Celui
qui est chargé d'une députation ; qui remplit une mission au nom
d'une nation ou d'un souverain. Dans le langage courant, on désigne
sous le nom de député le personnage chargé de représenter le
peuple aux Assemblées législatives. En France il y a deux Chambres
législatives : la Chambre des députés et le Sénat. On appelle
députés ceux des membres qui siègent à la première et sénateurs
ceux qui siègent à la seconde. La Chambre des députés se
renouvelle tous les quatre ans ; pour être éligible, il faut être
Français et avoir 25 ans d'âge. Chaque département nomme autant de
députés qu'il a de fois 75.000 habitants, il y a donc en France 626
députés dont 24 pour l'Alsace et la Lorraine. Les députés
touchent un traitement de 45.000 francs par an, mais nous verrons
plus loin que ce salaire n'est pas le plus clair de leurs ressources
et que la place ne manque pas d'être avantageuse. La personne d'un
député est inviolable. Aucun membre de l'une ou l'autre Chambre
législative, c'est à-dire député ou sénateur, ne peut être
poursuivi ou arrêté, en matière criminelle ou correctionnelle
pendant la durée de la session parlementaire. Seule, l'Assemblée
peut
permettre les poursuites par la levée de l'immunité parlementaire,
mais elle ne le fait que pour des raisons exceptionnelles et très
rarement. En vertu des lois démocratiques, chacun a le droit d'être
député, il suffit, pour cela, ainsi que nous le disons plus haut,
d'être Français et d'avoir 25 ans d'âge ; il semblerait donc que
le député est le fidèle représentant du peuple et qu’il
défende, ainsi qu'il en est chargé, les intérêts de ses
électeurs. Le peuple a cette croyance naïve ; et les batailles
électorales sont chaudes et parfois violentes, lorsqu'il s'agit de
réélire ou d'élire les candidats qui se présentent. La place est
recherchée, cela se conçoit, et l'électeur naïf qui ne connaît
de la politique que son côté superficiel se dispute, espérant que
son candidat - qui ne peut être que le meilleur des adversaires et
qu'ainsi sortira victorieuse la politique qui lui paraît susceptible
d'améliorer son sort.

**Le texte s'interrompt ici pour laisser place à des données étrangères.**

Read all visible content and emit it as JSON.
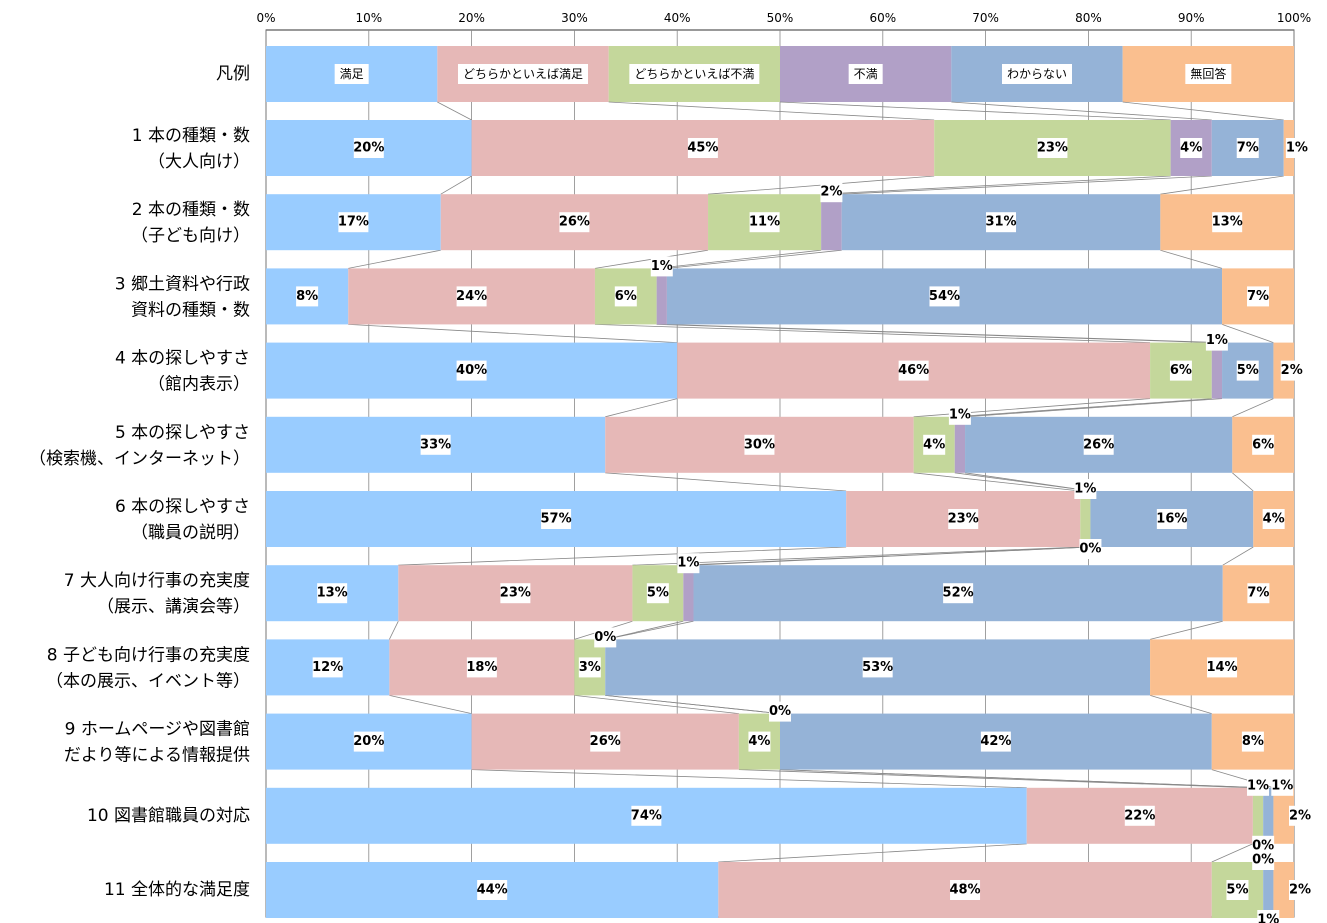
{
  "chart_data": {
    "type": "bar",
    "stacked": true,
    "orientation": "horizontal",
    "xlim": [
      0,
      100
    ],
    "x_ticks": [
      "0%",
      "10%",
      "20%",
      "30%",
      "40%",
      "50%",
      "60%",
      "70%",
      "80%",
      "90%",
      "100%"
    ],
    "grid": true,
    "legend": {
      "row_label": "凡例",
      "items": [
        "満足",
        "どちらかといえば満足",
        "どちらかといえば不満",
        "不満",
        "わからない",
        "無回答"
      ]
    },
    "colors": [
      "#99ccff",
      "#e6b8b7",
      "#c4d79b",
      "#b1a0c7",
      "#95b3d7",
      "#fabf8f"
    ],
    "categories": [
      [
        "1 本の種類・数",
        "（大人向け）"
      ],
      [
        "2 本の種類・数",
        "（子ども向け）"
      ],
      [
        "3 郷土資料や行政",
        "資料の種類・数"
      ],
      [
        "4 本の探しやすさ",
        "（館内表示）"
      ],
      [
        "5 本の探しやすさ",
        "（検索機、インターネット）"
      ],
      [
        "6 本の探しやすさ",
        "（職員の説明）"
      ],
      [
        "7 大人向け行事の充実度",
        "（展示、講演会等）"
      ],
      [
        "8 子ども向け行事の充実度",
        "（本の展示、イベント等）"
      ],
      [
        "9 ホームページや図書館",
        "だより等による情報提供"
      ],
      [
        "10 図書館職員の対応"
      ],
      [
        "11 全体的な満足度"
      ]
    ],
    "series": [
      {
        "name": "満足",
        "values": [
          20,
          17,
          8,
          40,
          33,
          57,
          13,
          12,
          20,
          74,
          44
        ]
      },
      {
        "name": "どちらかといえば満足",
        "values": [
          45,
          26,
          24,
          46,
          30,
          23,
          23,
          18,
          26,
          22,
          48
        ]
      },
      {
        "name": "どちらかといえば不満",
        "values": [
          23,
          11,
          6,
          6,
          4,
          1,
          5,
          3,
          4,
          1,
          5
        ]
      },
      {
        "name": "不満",
        "values": [
          4,
          2,
          1,
          1,
          1,
          0,
          1,
          0,
          0,
          0,
          0
        ]
      },
      {
        "name": "わからない",
        "values": [
          7,
          31,
          54,
          5,
          26,
          16,
          52,
          53,
          42,
          1,
          1
        ]
      },
      {
        "name": "無回答",
        "values": [
          1,
          13,
          7,
          2,
          6,
          4,
          7,
          14,
          8,
          2,
          2
        ]
      }
    ],
    "value_labels": [
      [
        "20%",
        "45%",
        "23%",
        "4%",
        "7%",
        "1%"
      ],
      [
        "17%",
        "26%",
        "11%",
        "2%",
        "31%",
        "13%"
      ],
      [
        "8%",
        "24%",
        "6%",
        "1%",
        "54%",
        "7%"
      ],
      [
        "40%",
        "46%",
        "6%",
        "1%",
        "5%",
        "2%"
      ],
      [
        "33%",
        "30%",
        "4%",
        "1%",
        "26%",
        "6%"
      ],
      [
        "57%",
        "23%",
        "1%",
        "0%",
        "16%",
        "4%"
      ],
      [
        "13%",
        "23%",
        "5%",
        "1%",
        "52%",
        "7%"
      ],
      [
        "12%",
        "18%",
        "3%",
        "0%",
        "53%",
        "14%"
      ],
      [
        "20%",
        "26%",
        "4%",
        "0%",
        "42%",
        "8%"
      ],
      [
        "74%",
        "22%",
        "1%",
        "0%",
        "1%",
        "2%"
      ],
      [
        "44%",
        "48%",
        "5%",
        "0%",
        "1%",
        "2%"
      ]
    ]
  }
}
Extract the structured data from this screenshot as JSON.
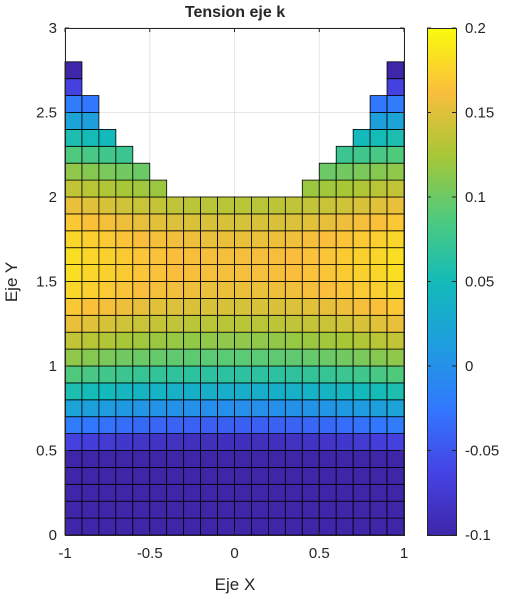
{
  "chart_data": {
    "type": "heatmap",
    "title": "Tension eje k",
    "xlabel": "Eje X",
    "ylabel": "Eje Y",
    "xlim": [
      -1,
      1
    ],
    "ylim": [
      0,
      3
    ],
    "xticks": [
      -1,
      -0.5,
      0,
      0.5,
      1
    ],
    "xtick_labels": [
      "-1",
      "-0.5",
      "0",
      "0.5",
      "1"
    ],
    "yticks": [
      0,
      0.5,
      1,
      1.5,
      2,
      2.5,
      3
    ],
    "ytick_labels": [
      "0",
      "0.5",
      "1",
      "1.5",
      "2",
      "2.5",
      "3"
    ],
    "grid": true,
    "colormap": "parula",
    "clim": [
      -0.1,
      0.2
    ],
    "colorbar_ticks": [
      -0.1,
      -0.05,
      0,
      0.05,
      0.1,
      0.15,
      0.2
    ],
    "colorbar_tick_labels": [
      "-0.1",
      "-0.05",
      "0",
      "0.05",
      "0.1",
      "0.15",
      "0.2"
    ],
    "cell_size": 0.1,
    "column_x_centers": [
      -0.95,
      -0.85,
      -0.75,
      -0.65,
      -0.55,
      -0.45,
      -0.35,
      -0.25,
      -0.15,
      -0.05,
      0.05,
      0.15,
      0.25,
      0.35,
      0.45,
      0.55,
      0.65,
      0.75,
      0.85,
      0.95
    ],
    "column_top_y": [
      2.8,
      2.6,
      2.4,
      2.3,
      2.2,
      2.1,
      2.0,
      2.0,
      2.0,
      2.0,
      2.0,
      2.0,
      2.0,
      2.0,
      2.1,
      2.2,
      2.3,
      2.4,
      2.6,
      2.8
    ],
    "value_model": "value = min(0.2, 0.16 - 0.225*(y-1.6)^2 + 0.025*x^2)"
  }
}
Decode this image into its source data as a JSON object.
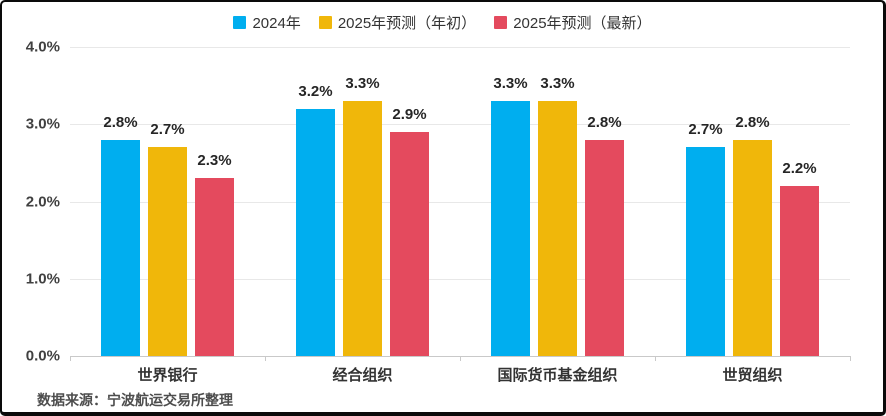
{
  "chart_data": {
    "type": "bar",
    "categories": [
      "世界银行",
      "经合组织",
      "国际货币基金组织",
      "世贸组织"
    ],
    "series": [
      {
        "name": "2024年",
        "color": "#00AEEF",
        "values": [
          2.8,
          3.2,
          3.3,
          2.7
        ]
      },
      {
        "name": "2025年预测（年初）",
        "color": "#F0B70A",
        "values": [
          2.7,
          3.3,
          3.3,
          2.8
        ]
      },
      {
        "name": "2025年预测（最新）",
        "color": "#E44A5E",
        "values": [
          2.3,
          2.9,
          2.8,
          2.2
        ]
      }
    ],
    "ylim": [
      0,
      4
    ],
    "yticks": [
      {
        "value": 4.0,
        "label": "4.0%"
      },
      {
        "value": 3.0,
        "label": "3.0%"
      },
      {
        "value": 2.0,
        "label": "2.0%"
      },
      {
        "value": 1.0,
        "label": "1.0%"
      },
      {
        "value": 0.0,
        "label": "0.0%"
      }
    ],
    "value_label_suffix": "%",
    "legend_position": "top",
    "grid": true,
    "title": "",
    "xlabel": "",
    "ylabel": ""
  },
  "footer": {
    "source_note": "数据来源：宁波航运交易所整理"
  }
}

Pas une minute l'électeur ne suppose que le
candidat puisse
être
un charlatan qui se moque de lui et se fiche de son bien-être et de
sa liberté ; pas une minute il ne doute de sa sincérité et de son
dévouement. A ses yeux, son candidat est un être sublime qui se
dévoue à une cause et qui sacrifie ses propres intérêts pour
soutenir et défendre ceux de ses semblables, et l'électeur se
prosterne devant tant d'abnégation. Car en effet si l'on considère
la façon dont le député se présente à l'électeur, il faut
reconnaître que cette fonction est pour celui qui en est chargé une
source d'ennuis et de tracas. Le député, avons-nous dit, est élu
pour quatre ans et touche annuellement un salaire de 45.000 Fr., ce
qui fait pour une législature 180.000 francs. Cela peut paraître
excessif, mais l'électeur s'est-il jamais posé cette question : à
savoir combien coûte une élection? Probablement non ; car
l'électeur ne pénètre pas dans le fonds de la politique et ne
s'arrête qu'à la surface. Or, une élection est une bataille, et
une bataille qui ne se livre pas à coup de fusils mais à coup de
publicité, de propagande ; et cette bataille coûte cher. Pour
réussir dans sa tentative, le candidat doit s'attacher la presse,
inonder les murs d'affiches, payer des propagandistes qui travaillent
le collège électoral, et cela ne se fait pas sans argent. Au bas
mot, on peut dire que, de nos jours, une élection coûte au moins
100.000 Fr. Faut-il encore les posséder, car celui qui ne peut
répondre à toutes les exigences publicitaires peut être certain
d'être submergé par ses adversaires et en conséquence arriver bon
dernier. Il ne suffit donc pas, ainsi que cela semble, pour décrocher
un mandat, d'être Français et d'avoir 25 ans d'âge, mais pour être
juste il faut ajouter, qu'il est indispensable de posséder 100.000
francs. Nous voyons donc que sur les 190.000 francs que touche un
député, il ne lui en reste plus que 90.000, et encore nous
supposons que le candidat fut élu, sinon il a purement et simplement
perdu 100.000 francs. Et voilà pourquoi le peuple s'imagine que son
député est un homme sincère et dévoué, car, aussi désintéressé
soit-on, il est peu d'individus qui soient prêts à risquer 100.000
francs pour en gagner 90.000. Mais ce que le peuple ignore, c'est que
la plupart dés candidats sont patronnés par de grosses firmes
industrielles et de grosses entreprises financières qui ont la
faculté de jeter tout l'argent nécessaire dans la bataille, et que,
une élection étant une bataille d'argent, lesdits candidats sortent
toujours victorieux. Et de cette façon la finance et l'industrie ont
à la Chambre des députés leur représentant direct. Ce que le
peuple ne veut pas comprendre, c'est que le député n'est pas un
agent politique chargé de défendre ses intérêts mais un agent
commercial qui a une mission à remplir auprès des gouvernants et
que cette mission consiste à arracher à l'Etat le plus possible en
faveur des établissements qui l'ont placé là. L'Etat est un gros
acheteur; il dépense chaque année plusieurs milliards et chacun est
avide de recevoir du Gouvernement une commande. Qui, mieux qu'un
député, est capable d'arracher un ordre ou de provoquer un achat?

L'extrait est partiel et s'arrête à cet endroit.